Leszek BARTNICKI: – 28 maja te same osoby, które poddane zostały testom 7 maja, zostaną ponownie przebadane i po otrzymaniu wyników będziemy mogli zacząć ostateczne przygotowania organizacyjne do pierwszego meczu. Na pięć pierwszych meczów cztery mamy u siebie, a tylko jeden na wyjeździe i to w Suwałkach.


Czytaj też: Bez wykładania kart na stół


Do tego czasu inne drużyny „przetestują” szlak na Suwalszczyznę, więc będziemy mogli skorzystać z ich doświadczenia. Nasz kierownik ma oczywiście swoje „ścieżki” sprawdzone przez ostatnie lata, więc na pewno wybierze najlepszą i najbardziej bezpieczną bazę noclegową. Na szczegóły jednak jest jeszcze za wcześnie, bo ledwo co poznaliśmy dokładny termin meczu w Suwałkach.

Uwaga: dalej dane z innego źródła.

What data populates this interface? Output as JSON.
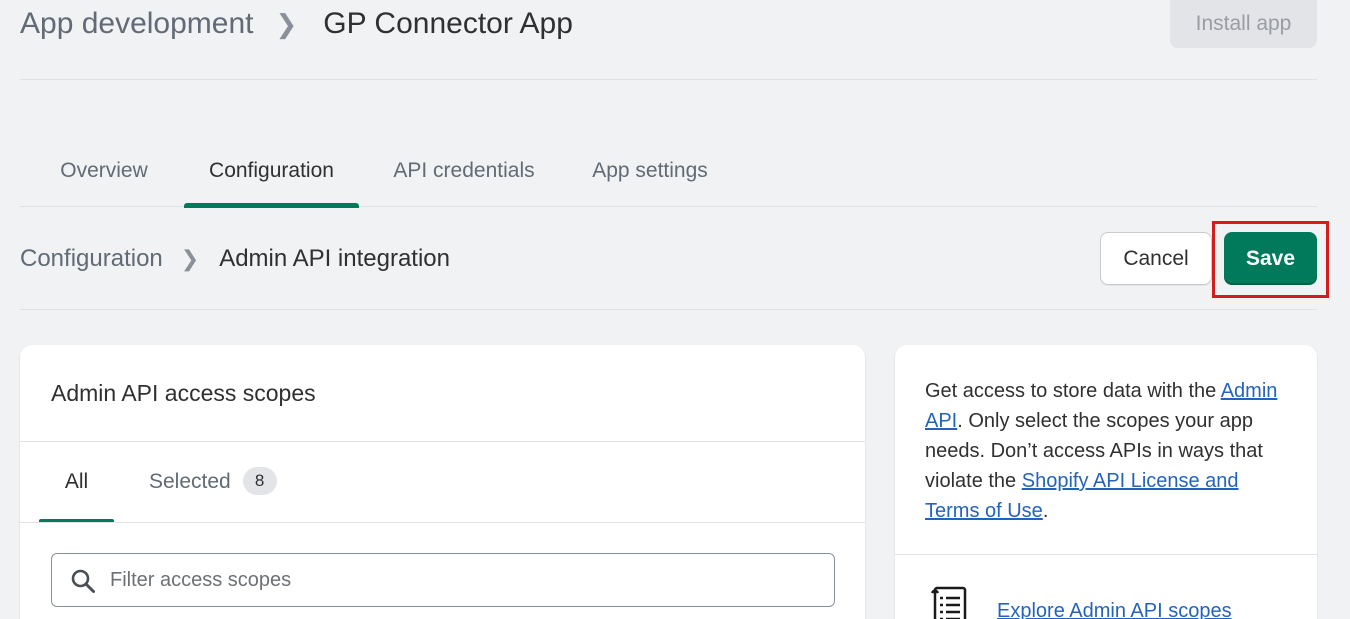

Czy macie w planach zgrupowanie?

Leszek BARTNICKI: – Przed restartem rozgrywek nie. Na finiszu sezonu jest jednak „zbitka”, bo w 32. kolejce gramy z Wartą Poznań, a trzy dni później ze Stomilem Olsztyn. Dużo zależy jednak od kilku czynników, na czele z sytuacją w tabeli i dlatego na razie jeszcze o tym głośno nie mówimy.

Koncentrujemy się na tym co nas czeka w pierwszych czerwcowych meczach, bo one są dla nas najważniejsze. W tej chwili najistotniejsze jest to, że wszyscy zawodnicy – nie licząc drobnych urazów – są zdrowi i wszyscy razem z utęsknieniem czekamy na pierwszy mecz.

Na zdjęciu: Pierwszoligowcy na wznowienie rozgrywek muszą czekać jeszcze dwa tygodnie, ale już wiedzą, jakie obostrzenia będą w nich obowiązywać.